登录查看更多内容

ACI Multi-Site Part#3 || Packet Flow

Shehab Wagdy Nagy

Cloud Enthusiast: AWS | CCIE | SDN Solutions | ACI | Network Automation Enthusiast

发布日期: 2024年5月3日

ACI Multi-Site deployment uses different overlay control and data plane functionalities for connecting endpoints that are deployed across different sites.

MP-BGP EVPN is used as a control plane between spine switches for exchanging host information for discovered endpoints that are part of separate fabrics to allow east-west communication between these endpoints.

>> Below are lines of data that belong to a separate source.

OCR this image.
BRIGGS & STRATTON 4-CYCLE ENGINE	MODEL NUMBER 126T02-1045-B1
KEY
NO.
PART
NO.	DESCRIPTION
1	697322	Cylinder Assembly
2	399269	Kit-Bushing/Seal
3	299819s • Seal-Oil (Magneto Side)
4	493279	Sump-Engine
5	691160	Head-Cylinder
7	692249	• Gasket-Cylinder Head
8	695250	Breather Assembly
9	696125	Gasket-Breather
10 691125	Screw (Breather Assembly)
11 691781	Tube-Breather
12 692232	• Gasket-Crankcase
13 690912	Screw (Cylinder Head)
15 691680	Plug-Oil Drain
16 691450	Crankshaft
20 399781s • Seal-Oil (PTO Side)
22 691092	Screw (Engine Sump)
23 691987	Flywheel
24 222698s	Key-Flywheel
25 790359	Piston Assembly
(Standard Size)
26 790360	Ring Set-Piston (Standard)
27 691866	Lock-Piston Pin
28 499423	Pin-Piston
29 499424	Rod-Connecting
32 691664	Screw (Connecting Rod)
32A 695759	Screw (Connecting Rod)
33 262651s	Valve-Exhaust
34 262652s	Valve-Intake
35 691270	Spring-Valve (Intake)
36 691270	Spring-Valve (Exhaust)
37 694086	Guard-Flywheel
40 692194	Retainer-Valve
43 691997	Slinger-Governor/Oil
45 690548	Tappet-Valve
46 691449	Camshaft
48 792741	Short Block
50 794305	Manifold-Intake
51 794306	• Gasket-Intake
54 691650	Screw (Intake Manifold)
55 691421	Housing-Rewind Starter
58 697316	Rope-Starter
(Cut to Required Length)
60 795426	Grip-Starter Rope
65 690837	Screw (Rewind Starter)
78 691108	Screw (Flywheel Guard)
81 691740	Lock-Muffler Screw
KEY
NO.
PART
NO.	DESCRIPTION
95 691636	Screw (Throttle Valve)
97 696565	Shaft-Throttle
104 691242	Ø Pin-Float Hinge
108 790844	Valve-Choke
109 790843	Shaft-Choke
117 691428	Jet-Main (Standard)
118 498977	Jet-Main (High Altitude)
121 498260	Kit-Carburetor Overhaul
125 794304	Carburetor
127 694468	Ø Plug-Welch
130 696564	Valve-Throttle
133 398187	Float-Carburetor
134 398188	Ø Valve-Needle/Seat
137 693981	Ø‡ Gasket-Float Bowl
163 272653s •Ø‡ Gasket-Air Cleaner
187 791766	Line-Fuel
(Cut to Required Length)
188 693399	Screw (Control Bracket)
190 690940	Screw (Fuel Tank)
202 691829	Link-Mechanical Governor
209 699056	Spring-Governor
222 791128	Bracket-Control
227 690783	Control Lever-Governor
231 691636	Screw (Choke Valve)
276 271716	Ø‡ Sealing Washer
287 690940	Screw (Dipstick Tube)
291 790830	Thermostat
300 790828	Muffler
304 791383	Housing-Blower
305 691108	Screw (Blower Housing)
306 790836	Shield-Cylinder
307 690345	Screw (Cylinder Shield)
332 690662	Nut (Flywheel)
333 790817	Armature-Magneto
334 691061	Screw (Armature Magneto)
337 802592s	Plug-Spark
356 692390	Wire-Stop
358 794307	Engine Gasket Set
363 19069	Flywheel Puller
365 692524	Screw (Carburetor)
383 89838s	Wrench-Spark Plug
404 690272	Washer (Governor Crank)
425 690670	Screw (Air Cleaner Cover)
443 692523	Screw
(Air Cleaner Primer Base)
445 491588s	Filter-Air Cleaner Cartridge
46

And once those endpoints information is exchanged, the VXLAN data plane isused to allow intersite communications.

Let's go and check how control and data plane is handled in details.

Multi-Site Overlay Control Plane

As we know so far, for endpoints in different sites to communicate to each other, their EID need to be shared between sites. So ACI Multi-Site uses MP-BGP EVPN between spine switches across sites.

And for endpoint information to be shared to other sites, Cisco NDO need to indicate which EPG to stretch across sites.

or if the endpoint is related to different non-stretched EPG with a contract that allow the communication to EPG in different sites. So there are two scenarios here:

1- If the Endpoint has IP address,So it is shared across sites via MP-BGP EVPN.

2- If the Endpoint without IP address, So it is shared only when Layer 2 STRETCH is enabled on the NDO.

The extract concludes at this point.